HIERARCHICAL SPARSE GRAPH COMPUTATIONS ON MULTICORE PLATFORMS

Open Access
Author:
Kabir, Humayun
Graduate Program:
Computer Science and Engineering
Degree:
Doctor of Philosophy
Document Type:
Dissertation
Date of Defense:
March 01, 2018
Committee Members:
  • Kamesh Madduri, Dissertation Advisor
  • Kamesh Madduri, Committee Chair
  • Mahmut T. Kandemir, Committee Member
  • Wang-Chien Lee, Committee Member
  • Vasant Honavar, Outside Member
Keywords:
  • k-core
  • k-truss
  • multicore
  • sparse matrix
  • network analysis
  • graph analysis
Abstract:
Graph analysis is widely used to study connectivity, centrality, community and path analysis of social networks, biological networks, communication networks and any interacting objects that can be represented as graphs. Graphs are ubiquitous and particularly they are common in social and physical sciences. The graphs are continuously becoming larger and complex; so scalable and parallel algorithms need to be developed to process and analyze such large graphs. Additionally, the high performance computing (HPC) systems are also becoming complex with multiple cores in a processor and multiple levels in the memory subsystems. We need to utilize HPC systems to develop scalable, parallel and high performing algorithms to analyze large and complex graphs. To analyze connectivity, centrality and robustness of a graph, it is useful to find the densely connected subgraphs (cohesive subgraphs) of a graph. One of the contributions of this thesis is to design parallel algorithms for computing cohesive subgraphs and using them to analyze graphs.

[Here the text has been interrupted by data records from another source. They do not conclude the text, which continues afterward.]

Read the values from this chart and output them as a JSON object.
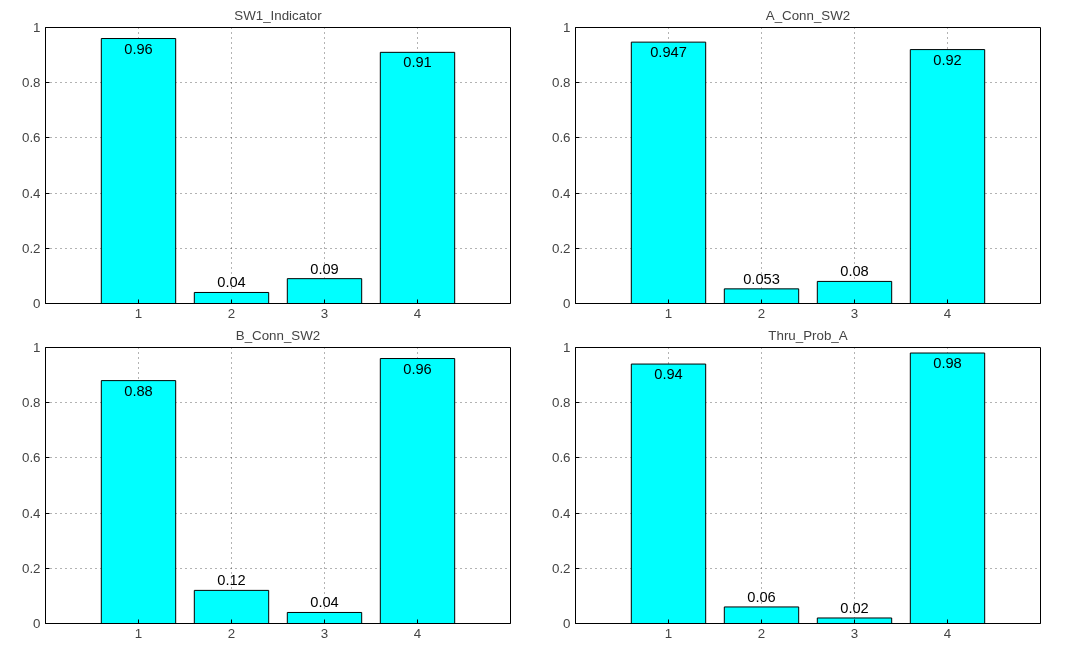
{
  "chart_data": [
    {
      "type": "bar",
      "title": "SW1_Indicator",
      "x": [
        1,
        2,
        3,
        4
      ],
      "values": [
        0.96,
        0.04,
        0.09,
        0.91
      ],
      "color": "#00ffff",
      "xlim": [
        0,
        5
      ],
      "xticks": [
        1,
        2,
        3,
        4
      ],
      "ylim": [
        0,
        1
      ],
      "yticks": [
        0,
        0.2,
        0.4,
        0.6,
        0.8,
        1
      ],
      "grid": true,
      "data_labels": true
    },
    {
      "type": "bar",
      "title": "A_Conn_SW2",
      "x": [
        1,
        2,
        3,
        4
      ],
      "values": [
        0.947,
        0.053,
        0.08,
        0.92
      ],
      "color": "#00ffff",
      "xlim": [
        0,
        5
      ],
      "xticks": [
        1,
        2,
        3,
        4
      ],
      "ylim": [
        0,
        1
      ],
      "yticks": [
        0,
        0.2,
        0.4,
        0.6,
        0.8,
        1
      ],
      "grid": true,
      "data_labels": true
    },
    {
      "type": "bar",
      "title": "B_Conn_SW2",
      "x": [
        1,
        2,
        3,
        4
      ],
      "values": [
        0.88,
        0.12,
        0.04,
        0.96
      ],
      "color": "#00ffff",
      "xlim": [
        0,
        5
      ],
      "xticks": [
        1,
        2,
        3,
        4
      ],
      "ylim": [
        0,
        1
      ],
      "yticks": [
        0,
        0.2,
        0.4,
        0.6,
        0.8,
        1
      ],
      "grid": true,
      "data_labels": true
    },
    {
      "type": "bar",
      "title": "Thru_Prob_A",
      "x": [
        1,
        2,
        3,
        4
      ],
      "values": [
        0.94,
        0.06,
        0.02,
        0.98
      ],
      "color": "#00ffff",
      "xlim": [
        0,
        5
      ],
      "xticks": [
        1,
        2,
        3,
        4
      ],
      "ylim": [
        0,
        1
      ],
      "yticks": [
        0,
        0.2,
        0.4,
        0.6,
        0.8,
        1
      ],
      "grid": true,
      "data_labels": true
    }
  ]
}
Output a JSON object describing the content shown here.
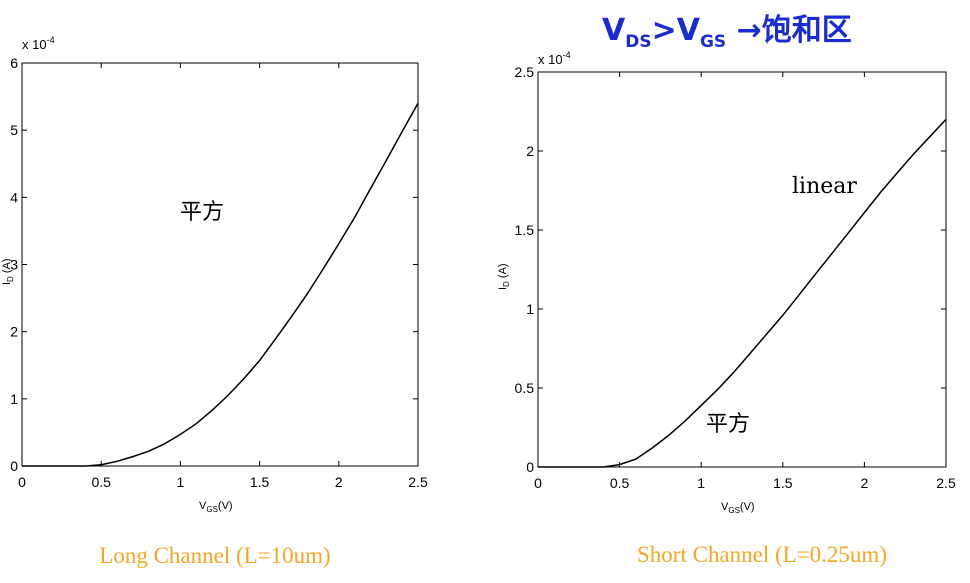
{
  "title": {
    "v1": "V",
    "sub1": "DS",
    "gt": ">",
    "v2": "V",
    "sub2": "GS",
    "rest": " →饱和区",
    "color": "#1a2bd6"
  },
  "charts": [
    {
      "caption": "Long Channel (L=10um)",
      "exponent": "x 10",
      "exponent_power": "-4",
      "annotations": [
        "平方"
      ]
    },
    {
      "caption": "Short Channel (L=0.25um)",
      "exponent": "x 10",
      "exponent_power": "-4",
      "annotations": [
        "linear",
        "平方"
      ]
    }
  ],
  "caption_color": "#f5a623",
  "chart_data": [
    {
      "type": "line",
      "xlabel": "V(V)",
      "xlabel_sub": "GS",
      "ylabel": "I(A)",
      "ylabel_sub": "D",
      "xlim": [
        0,
        2.5
      ],
      "ylim": [
        0,
        6
      ],
      "xticks": [
        "0",
        "0.5",
        "1",
        "1.5",
        "2",
        "2.5"
      ],
      "yticks": [
        "0",
        "1",
        "2",
        "3",
        "4",
        "5",
        "6"
      ],
      "y_scale_note": "x 10^-4",
      "series": [
        {
          "x": [
            0,
            0.4,
            0.5,
            0.6,
            0.7,
            0.8,
            0.9,
            1.0,
            1.1,
            1.2,
            1.3,
            1.4,
            1.5,
            1.6,
            1.7,
            1.8,
            1.9,
            2.0,
            2.1,
            2.2,
            2.3,
            2.4,
            2.5
          ],
          "values": [
            0,
            0,
            0.02,
            0.07,
            0.14,
            0.22,
            0.33,
            0.47,
            0.63,
            0.83,
            1.05,
            1.3,
            1.57,
            1.89,
            2.22,
            2.56,
            2.93,
            3.31,
            3.7,
            4.13,
            4.55,
            4.98,
            5.4
          ]
        }
      ]
    },
    {
      "type": "line",
      "xlabel": "V(V)",
      "xlabel_sub": "GS",
      "ylabel": "I(A)",
      "ylabel_sub": "D",
      "xlim": [
        0,
        2.5
      ],
      "ylim": [
        0,
        2.5
      ],
      "xticks": [
        "0",
        "0.5",
        "1",
        "1.5",
        "2",
        "2.5"
      ],
      "yticks": [
        "0",
        "0.5",
        "1",
        "1.5",
        "2",
        "2.5"
      ],
      "y_scale_note": "x 10^-4",
      "series": [
        {
          "x": [
            0,
            0.4,
            0.5,
            0.6,
            0.7,
            0.8,
            0.9,
            1.0,
            1.1,
            1.2,
            1.3,
            1.4,
            1.5,
            1.6,
            1.7,
            1.8,
            1.9,
            2.0,
            2.1,
            2.2,
            2.3,
            2.4,
            2.5
          ],
          "values": [
            0,
            0,
            0.015,
            0.05,
            0.12,
            0.2,
            0.29,
            0.39,
            0.49,
            0.6,
            0.72,
            0.84,
            0.96,
            1.09,
            1.22,
            1.35,
            1.48,
            1.61,
            1.74,
            1.86,
            1.98,
            2.09,
            2.2
          ]
        }
      ]
    }
  ]
}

The cohesive subgraphs considered are k-core and k-truss of a graph. A parallel algorithm PKC is developed to compute k-core decomposition on shared memory systems. PKC uses less memory and has less synchronization overhead as compared to state-of-the-art algorithms. A parallel k-truss decomposition algorithm PKT is also developed that computes trusses of a large social network graph in minutes where as state-of-the-art algorithms take hours. These algorithms are used to sparsify and reorder social networks. In centrality analysis and scientific computing, an important kernel is sparse matrix-vector multiplication (SpMV). Another contribution of this thesis, is to develop a multi-level data structure (CSR-k) to store sparse matrices/graphs to speedup sparse kernels. CSR-k represents the parallelism present in the sparse kernels and also decreases the work load imbalance among the threads. SpMV using CSR-k achieves a speedup of 2x compared to pOSKI on 32 cores. Sparse triangular solution (STS) is also a very useful kernel in scientific computing. We have used CSR-k and graph coloring to represent sparse triangular solution. STS using CSR-k achieves 2x speedup compared to coloring.